Solar fields are handled a little differently. For security purposes, technicians are met at the main entrance to the field and escorted through the property. These construction projects typically last from four months to a year-and-a-half and require from 10 to 75 units, depending on the size of the field. Permanent units are placed around office trailers, while the construction work requires trailered units. Equipment is serviced two or three times per week.
Express Disposal has a contract with the city of Albany to provide trash pickup for residents and also offers subscription services to individuals. They have eight Peterbilt garbage trucks and 12 Freightliner grapple trucks with Pac-Mac bodies for hauling yard debris and junk waste. Residential customers are given 96-gallon waste carts.
Because of its good reputation, high visibility and excellent pay and benefits, Eudy says Express Disposal generally doesn’t have trouble attracting prospective employees. In fact, a lot of people contact them. New hires ride along with a driver for a few weeks learning routes, procedures and policies.

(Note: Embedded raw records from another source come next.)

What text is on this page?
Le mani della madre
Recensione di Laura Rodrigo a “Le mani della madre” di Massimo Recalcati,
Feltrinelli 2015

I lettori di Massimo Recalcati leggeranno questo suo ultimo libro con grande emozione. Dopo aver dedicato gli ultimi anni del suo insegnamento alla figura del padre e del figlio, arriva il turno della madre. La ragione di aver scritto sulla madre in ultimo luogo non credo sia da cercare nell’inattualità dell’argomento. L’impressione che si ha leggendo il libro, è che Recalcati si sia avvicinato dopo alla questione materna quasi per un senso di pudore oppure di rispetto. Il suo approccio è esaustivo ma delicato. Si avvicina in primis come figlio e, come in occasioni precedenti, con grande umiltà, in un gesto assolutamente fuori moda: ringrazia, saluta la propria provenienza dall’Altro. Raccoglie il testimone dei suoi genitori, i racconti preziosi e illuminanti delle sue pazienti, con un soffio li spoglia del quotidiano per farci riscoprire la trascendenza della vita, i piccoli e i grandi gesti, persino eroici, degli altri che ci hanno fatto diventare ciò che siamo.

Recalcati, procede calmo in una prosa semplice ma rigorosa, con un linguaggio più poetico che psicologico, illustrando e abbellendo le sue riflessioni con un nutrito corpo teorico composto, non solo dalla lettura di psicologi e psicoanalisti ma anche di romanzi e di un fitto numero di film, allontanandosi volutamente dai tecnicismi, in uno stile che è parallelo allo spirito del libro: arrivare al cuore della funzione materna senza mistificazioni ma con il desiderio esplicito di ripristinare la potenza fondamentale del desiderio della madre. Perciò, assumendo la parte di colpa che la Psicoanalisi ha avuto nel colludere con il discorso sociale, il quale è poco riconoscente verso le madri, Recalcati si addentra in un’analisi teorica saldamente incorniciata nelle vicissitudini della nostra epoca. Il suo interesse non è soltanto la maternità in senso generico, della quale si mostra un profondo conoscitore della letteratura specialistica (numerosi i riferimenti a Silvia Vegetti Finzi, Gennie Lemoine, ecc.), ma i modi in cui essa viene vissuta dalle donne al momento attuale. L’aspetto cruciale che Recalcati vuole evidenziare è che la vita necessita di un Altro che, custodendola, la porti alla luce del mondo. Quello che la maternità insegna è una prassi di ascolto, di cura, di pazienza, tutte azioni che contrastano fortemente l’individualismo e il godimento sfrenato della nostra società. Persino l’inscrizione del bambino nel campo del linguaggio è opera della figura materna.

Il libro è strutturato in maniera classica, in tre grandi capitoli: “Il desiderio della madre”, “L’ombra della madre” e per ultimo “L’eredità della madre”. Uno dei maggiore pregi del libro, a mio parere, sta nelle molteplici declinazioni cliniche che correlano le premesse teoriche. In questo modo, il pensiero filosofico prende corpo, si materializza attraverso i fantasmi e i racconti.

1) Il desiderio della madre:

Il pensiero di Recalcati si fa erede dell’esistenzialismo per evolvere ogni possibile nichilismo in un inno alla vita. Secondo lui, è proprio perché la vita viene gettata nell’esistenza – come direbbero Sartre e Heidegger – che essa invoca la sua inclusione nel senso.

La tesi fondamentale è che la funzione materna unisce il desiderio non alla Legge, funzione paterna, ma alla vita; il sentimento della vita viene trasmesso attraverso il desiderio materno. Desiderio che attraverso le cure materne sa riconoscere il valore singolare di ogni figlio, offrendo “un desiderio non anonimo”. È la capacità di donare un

Each division holds weekly safety meetings, and the whole company has a monthly meeting held early in the morning before everybody heads out.
“We always bring in something,” Eudy says, “whether it’s biscuits or doughnuts. Sometimes we’ll cook sausage dogs on the grill.”
The company has no immediate plans for further drastic changes while they catch their breath, but officials say they hope to continue expanding geographically and are always looking for opportunities.
Eudy admits it’s been a hectic past few years and challenging to keep up with the growth, but everyone has stepped up to the plate and successfully navigated the transitions.
“It’s been a struggle for everyone to take on this kind of growth,” he said. “But we’re still a relatively small business and still have that mom-and-pop feel. And we know in our hearts and minds that we can’t do this without our people.”